Regarding new local government special bonds, a total of 1.1599 trillion yuan was issued nationwide in the first quarter, a significant increase of 20.8% year-on-year. These funds are primarily used for project construction in key areas such as social services, transportation infrastructure, affordable housing projects, and urban renewal, as well as for replenishing government-managed fund resources and supporting the clearance of government arrears to enterprises, Qu Fuguo said. For special bonds designated to replace existing hidden debt, a total of 960.4 billion yuan was issued nationwide in the first quarter, completing 48% of the annual quota of 2 trillion yuan. Funds totaling 590.4 billion yuan have been allocated, providing substantial support for local governments to replace existing hidden debt.

Multiple fiscal policies focused on stimulating domestic demand. Various fiscal measures were implemented in the first quarter to support the development of a strong domestic market, including a package of policies for fiscal-financial coordination to boost domestic demand and pilot programs for lottery-linked invoices. In the first quarter, newly issued loans to small and micro enterprises, equipment renewal loans, loans to service industry entities, and personal consumption loans collectively exceeded 8.8 trillion yuan, a year-on-year increase of 4.2%. New loans to service industry entities surpassed 3.1 trillion yuan, up 6.2%, while new personal consumption loans approached 5.4 trillion yuan, growing by 2.5%. Li Nan, Deputy Director of the Financial Department of the Ministry of Finance, stated that based on first-quarter implementation, the overall progress of the fiscal-financial coordination package for stimulating domestic demand is in line with expectations, and the policy effects are gradually materializing, having benefited a cumulative total of 2.71 million business entities and 54.19 million resident consumers.

Simultaneously, focusing on supporting consumption revitalization, arrangements were made this year to allocate 250 billion yuan from ultra-long special treasury bonds to support the replacement of consumer goods, with optimized support scope, subsidy standards, and implementation mechanisms. Wu Gai, Deputy Director of the Economic Construction Department of the Ministry of Finance, mentioned that the Ministry of Finance has already allocated a total of 125 billion yuan in ultra-long special treasury bond funds in two batches. Fiscal resources have also actively supported the pilot program for lottery-linked invoices. As of last week, 5 billion yuan in prizes had been distributed across 50 pilot cities, driving approximately 160 billion yuan in sales in related sectors, with 410 million cumulative participants and 170 million winners.

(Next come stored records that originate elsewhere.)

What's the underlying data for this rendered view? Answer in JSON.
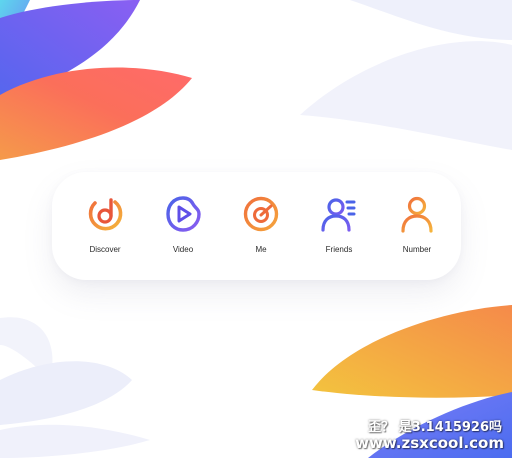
{
  "tabs": [
    {
      "label": "Discover",
      "icon": "discover-icon"
    },
    {
      "label": "Video",
      "icon": "video-play-icon"
    },
    {
      "label": "Me",
      "icon": "me-icon"
    },
    {
      "label": "Friends",
      "icon": "friends-icon"
    },
    {
      "label": "Number",
      "icon": "number-user-icon"
    }
  ],
  "watermark": {
    "line1": "歪？ 是3.1415926吗",
    "line2": "www.zsxcool.com"
  },
  "colors": {
    "orange": "#f0703c",
    "yellow": "#f5b43c",
    "blue": "#4a63e8",
    "purple": "#7a5cf0",
    "label": "#2b2b2b"
  }
}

Additionally, the Ministry of Finance, in collaboration with the Ministry of Commerce, is further promoting two pilot initiatives: one focused on new forms, models, and scenarios of consumption, and the other on building an internationalized consumption environment. The next step will involve working with relevant departments to ensure policy implementation, strengthen fund supervision, better foster a consumption-friendly atmosphere, unleash consumption potential, and promote the qualitative expansion of consumption.